Soil compaction caused by field traffic is one of the main threats to agricultural landscapes. Compacted soils have a reduced hydraulic conductivity, lower plant growth and increased surface runoff resulting in numerous environmental issues such as increased nutrient leaching and flood risk. Mitigating soil compaction, therefore, is a major goal for a sustainable agriculture and environmental protection. To prevent undesirable effects of field traffic, it is essential to know where and when soil compaction may occur. This study developed a model for soil compaction risk assessment of arable soils at regional scale. A combination of (i) soil, weather, crop type and machinery information; (ii) a soil moisture model and (iii) soil compaction models forms the SaSCiA-model (Spatially explicit Soil Compaction risk Assessment). The SaSCiA-model computes daily maps of soil compaction risk and associated area statistics for varying depths at actual field conditions and for entire regions. Applications with open access data in two different study areas in northern Germany demonstrated the model’s applicability.

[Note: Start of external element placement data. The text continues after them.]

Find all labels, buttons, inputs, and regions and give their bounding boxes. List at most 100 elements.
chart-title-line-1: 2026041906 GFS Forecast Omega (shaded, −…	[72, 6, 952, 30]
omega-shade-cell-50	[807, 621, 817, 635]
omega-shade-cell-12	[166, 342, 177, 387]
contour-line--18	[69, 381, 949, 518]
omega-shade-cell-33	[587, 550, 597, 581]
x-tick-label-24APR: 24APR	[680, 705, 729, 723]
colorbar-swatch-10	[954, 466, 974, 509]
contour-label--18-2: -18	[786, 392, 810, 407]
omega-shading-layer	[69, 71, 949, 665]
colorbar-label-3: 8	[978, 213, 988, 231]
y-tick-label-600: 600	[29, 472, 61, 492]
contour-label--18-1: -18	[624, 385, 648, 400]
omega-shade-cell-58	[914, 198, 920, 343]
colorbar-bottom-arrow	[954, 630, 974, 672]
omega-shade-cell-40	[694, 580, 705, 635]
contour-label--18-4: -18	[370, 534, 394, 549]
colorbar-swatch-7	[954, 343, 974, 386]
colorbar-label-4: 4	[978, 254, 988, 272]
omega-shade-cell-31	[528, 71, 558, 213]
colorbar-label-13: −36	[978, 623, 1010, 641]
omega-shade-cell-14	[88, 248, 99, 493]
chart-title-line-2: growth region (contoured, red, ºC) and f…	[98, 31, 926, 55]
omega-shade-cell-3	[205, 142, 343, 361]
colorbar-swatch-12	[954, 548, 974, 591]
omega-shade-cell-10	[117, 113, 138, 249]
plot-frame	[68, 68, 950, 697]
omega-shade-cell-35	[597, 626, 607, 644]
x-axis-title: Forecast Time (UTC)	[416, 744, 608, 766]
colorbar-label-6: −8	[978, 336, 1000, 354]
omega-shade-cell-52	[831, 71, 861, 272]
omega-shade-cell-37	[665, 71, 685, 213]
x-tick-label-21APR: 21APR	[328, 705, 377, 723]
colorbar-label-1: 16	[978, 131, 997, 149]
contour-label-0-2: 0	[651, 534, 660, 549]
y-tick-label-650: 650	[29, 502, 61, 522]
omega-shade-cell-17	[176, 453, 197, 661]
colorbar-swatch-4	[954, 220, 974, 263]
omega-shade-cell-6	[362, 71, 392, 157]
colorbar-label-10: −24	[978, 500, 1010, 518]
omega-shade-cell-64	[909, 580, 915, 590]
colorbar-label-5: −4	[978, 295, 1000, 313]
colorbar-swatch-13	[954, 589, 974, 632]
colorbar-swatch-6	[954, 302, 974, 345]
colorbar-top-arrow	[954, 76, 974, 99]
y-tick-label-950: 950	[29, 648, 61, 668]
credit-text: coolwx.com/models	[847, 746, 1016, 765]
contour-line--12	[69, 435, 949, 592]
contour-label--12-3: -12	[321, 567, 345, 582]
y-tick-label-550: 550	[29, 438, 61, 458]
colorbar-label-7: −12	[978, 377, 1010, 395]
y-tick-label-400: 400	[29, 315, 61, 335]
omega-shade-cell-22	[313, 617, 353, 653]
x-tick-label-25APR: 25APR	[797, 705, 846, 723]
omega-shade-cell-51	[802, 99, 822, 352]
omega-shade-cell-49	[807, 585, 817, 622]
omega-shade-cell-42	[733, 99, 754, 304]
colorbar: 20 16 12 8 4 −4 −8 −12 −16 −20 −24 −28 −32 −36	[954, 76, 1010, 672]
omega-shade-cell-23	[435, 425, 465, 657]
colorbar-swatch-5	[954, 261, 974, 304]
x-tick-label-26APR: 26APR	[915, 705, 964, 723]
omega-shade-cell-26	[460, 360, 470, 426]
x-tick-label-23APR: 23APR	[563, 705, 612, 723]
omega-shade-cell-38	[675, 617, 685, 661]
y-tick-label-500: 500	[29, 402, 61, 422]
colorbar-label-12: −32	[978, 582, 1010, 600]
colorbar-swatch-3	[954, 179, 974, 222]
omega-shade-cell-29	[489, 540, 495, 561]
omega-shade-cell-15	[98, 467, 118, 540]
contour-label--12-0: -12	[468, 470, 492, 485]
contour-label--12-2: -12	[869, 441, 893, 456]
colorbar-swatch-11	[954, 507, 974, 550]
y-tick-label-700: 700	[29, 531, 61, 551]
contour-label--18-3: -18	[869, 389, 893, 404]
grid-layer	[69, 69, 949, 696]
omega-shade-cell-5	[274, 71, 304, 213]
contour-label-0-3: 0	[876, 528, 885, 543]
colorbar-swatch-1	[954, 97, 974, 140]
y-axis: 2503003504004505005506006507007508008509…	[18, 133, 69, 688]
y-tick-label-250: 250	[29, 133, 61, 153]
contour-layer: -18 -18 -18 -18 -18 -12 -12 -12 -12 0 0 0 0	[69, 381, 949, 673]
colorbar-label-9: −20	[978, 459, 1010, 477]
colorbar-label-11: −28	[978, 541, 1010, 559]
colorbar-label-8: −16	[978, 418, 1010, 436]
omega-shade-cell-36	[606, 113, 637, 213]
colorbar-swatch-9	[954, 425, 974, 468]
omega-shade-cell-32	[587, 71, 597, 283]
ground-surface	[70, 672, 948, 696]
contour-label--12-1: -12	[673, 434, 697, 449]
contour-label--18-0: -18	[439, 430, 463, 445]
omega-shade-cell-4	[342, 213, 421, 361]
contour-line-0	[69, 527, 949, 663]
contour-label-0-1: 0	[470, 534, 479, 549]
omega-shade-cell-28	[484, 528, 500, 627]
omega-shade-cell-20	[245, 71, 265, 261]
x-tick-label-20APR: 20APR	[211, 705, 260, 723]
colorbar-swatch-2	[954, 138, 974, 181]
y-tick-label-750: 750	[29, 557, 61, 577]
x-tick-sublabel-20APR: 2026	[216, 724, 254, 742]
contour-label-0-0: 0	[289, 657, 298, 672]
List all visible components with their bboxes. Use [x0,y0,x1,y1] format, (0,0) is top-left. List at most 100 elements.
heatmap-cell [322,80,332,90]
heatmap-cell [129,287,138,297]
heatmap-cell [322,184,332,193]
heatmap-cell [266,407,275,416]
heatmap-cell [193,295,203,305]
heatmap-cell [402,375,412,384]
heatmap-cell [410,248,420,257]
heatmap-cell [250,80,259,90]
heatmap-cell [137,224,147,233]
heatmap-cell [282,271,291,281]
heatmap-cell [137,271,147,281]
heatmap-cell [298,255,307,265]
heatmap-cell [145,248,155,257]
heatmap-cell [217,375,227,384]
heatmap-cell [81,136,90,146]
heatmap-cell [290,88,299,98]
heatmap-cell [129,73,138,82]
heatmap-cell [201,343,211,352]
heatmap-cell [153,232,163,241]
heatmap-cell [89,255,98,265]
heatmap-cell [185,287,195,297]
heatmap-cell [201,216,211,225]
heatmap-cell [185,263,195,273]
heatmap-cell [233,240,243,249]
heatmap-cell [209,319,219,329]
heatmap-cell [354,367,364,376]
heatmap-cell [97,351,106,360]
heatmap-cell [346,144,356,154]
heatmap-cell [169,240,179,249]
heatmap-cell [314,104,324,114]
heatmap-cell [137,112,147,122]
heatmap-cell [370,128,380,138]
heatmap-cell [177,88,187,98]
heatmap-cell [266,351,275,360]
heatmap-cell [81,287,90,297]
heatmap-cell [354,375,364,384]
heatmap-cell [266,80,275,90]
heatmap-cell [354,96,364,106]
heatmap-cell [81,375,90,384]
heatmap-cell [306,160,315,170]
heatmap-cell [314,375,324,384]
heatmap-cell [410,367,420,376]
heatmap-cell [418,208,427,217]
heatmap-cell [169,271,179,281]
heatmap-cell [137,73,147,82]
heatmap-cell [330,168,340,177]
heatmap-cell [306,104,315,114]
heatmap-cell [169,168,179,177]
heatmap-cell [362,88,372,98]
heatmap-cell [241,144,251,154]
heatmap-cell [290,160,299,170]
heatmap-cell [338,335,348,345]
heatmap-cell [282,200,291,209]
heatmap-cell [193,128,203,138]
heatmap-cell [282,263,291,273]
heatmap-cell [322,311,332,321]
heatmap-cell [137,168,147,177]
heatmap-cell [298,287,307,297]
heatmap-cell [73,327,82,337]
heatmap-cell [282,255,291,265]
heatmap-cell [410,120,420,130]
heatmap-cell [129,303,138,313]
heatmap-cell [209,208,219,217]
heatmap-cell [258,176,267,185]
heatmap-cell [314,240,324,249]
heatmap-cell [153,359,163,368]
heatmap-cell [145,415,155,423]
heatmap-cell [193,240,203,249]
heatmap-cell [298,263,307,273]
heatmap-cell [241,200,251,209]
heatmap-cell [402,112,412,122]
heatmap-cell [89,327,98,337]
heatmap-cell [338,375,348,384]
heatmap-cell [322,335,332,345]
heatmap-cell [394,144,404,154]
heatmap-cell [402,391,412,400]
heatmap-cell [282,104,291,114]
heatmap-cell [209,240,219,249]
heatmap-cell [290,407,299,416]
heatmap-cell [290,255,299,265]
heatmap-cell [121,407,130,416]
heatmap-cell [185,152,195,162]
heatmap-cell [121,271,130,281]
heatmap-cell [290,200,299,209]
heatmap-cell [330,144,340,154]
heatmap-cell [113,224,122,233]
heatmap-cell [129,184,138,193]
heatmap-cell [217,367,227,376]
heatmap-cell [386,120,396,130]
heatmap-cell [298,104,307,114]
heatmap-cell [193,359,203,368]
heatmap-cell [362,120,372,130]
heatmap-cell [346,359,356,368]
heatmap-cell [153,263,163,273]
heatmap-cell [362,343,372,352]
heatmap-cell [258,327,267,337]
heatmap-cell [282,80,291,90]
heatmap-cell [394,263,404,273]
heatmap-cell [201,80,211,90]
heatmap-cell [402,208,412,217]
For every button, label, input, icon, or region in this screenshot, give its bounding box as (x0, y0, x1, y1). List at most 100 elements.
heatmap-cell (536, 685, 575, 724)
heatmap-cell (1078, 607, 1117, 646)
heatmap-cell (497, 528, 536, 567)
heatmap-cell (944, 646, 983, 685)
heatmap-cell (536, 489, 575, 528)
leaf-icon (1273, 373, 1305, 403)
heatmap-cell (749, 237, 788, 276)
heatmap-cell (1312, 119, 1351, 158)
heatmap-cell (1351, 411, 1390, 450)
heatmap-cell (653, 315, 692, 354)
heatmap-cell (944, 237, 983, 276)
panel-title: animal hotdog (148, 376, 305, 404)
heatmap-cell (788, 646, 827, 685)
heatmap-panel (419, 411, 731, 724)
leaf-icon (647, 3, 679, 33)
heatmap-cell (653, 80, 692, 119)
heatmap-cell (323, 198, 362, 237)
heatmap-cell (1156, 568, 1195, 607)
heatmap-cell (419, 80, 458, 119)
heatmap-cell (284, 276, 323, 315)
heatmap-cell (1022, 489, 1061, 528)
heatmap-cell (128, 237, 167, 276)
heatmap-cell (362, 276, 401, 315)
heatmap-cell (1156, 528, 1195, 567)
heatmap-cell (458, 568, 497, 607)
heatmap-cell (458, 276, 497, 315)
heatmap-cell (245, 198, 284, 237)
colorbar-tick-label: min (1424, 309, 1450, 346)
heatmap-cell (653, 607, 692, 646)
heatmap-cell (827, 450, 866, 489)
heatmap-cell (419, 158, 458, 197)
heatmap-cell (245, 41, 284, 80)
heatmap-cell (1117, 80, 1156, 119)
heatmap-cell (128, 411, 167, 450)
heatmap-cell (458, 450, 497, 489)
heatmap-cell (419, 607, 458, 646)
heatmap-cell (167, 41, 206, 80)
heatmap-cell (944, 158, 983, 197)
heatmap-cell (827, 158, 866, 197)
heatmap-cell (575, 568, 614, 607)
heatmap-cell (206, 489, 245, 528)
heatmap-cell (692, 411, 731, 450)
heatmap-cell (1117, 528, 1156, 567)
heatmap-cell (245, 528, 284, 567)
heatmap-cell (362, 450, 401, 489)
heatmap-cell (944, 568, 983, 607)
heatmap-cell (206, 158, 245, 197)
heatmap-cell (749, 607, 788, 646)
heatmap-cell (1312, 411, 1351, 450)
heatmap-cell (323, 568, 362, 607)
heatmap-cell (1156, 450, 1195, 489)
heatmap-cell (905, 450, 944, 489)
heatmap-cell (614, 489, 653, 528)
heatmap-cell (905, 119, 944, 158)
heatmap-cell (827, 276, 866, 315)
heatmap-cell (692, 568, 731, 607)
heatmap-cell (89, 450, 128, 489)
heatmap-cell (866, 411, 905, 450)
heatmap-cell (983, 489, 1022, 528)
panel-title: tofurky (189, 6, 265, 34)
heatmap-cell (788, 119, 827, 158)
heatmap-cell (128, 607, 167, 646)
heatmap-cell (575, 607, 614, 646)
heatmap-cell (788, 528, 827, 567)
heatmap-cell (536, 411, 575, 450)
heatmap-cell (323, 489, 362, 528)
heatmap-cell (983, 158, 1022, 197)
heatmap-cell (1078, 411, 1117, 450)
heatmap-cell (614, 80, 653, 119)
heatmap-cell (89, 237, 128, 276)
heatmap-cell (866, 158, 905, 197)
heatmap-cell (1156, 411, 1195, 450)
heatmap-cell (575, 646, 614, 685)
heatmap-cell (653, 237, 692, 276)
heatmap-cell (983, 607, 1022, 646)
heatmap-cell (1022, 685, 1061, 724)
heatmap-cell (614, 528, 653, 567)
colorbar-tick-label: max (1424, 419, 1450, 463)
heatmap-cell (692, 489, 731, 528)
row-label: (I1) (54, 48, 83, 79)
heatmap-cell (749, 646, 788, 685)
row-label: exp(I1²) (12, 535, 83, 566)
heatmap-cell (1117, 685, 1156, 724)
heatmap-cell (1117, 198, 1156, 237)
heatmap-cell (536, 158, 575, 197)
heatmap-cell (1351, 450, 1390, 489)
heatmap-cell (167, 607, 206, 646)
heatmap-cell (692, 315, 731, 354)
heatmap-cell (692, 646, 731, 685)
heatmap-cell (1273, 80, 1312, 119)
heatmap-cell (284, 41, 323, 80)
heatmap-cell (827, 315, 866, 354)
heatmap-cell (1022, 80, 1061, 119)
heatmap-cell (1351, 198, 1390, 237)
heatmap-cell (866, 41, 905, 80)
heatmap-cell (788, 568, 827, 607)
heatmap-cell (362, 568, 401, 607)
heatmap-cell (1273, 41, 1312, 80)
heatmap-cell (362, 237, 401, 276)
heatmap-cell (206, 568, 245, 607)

Soil compaction risks strongly varied in space and time throughout the year. SaSCiA allows a detailed spatio-temporal analysis of soil compaction risk at the regional scale, which exceed those of currently available models. Applying SaSCiA may support farmers, stakeholders and consultants in making decision for a more sustainable agriculture.

Highlights

  • Soil compaction represents one of the main threats to soils worldwide [1]; it causes increased surface runoff, soil erosion and nutrient leaching, while infiltration rate, plant growth, root growth and biological activity decrease [2,3,4]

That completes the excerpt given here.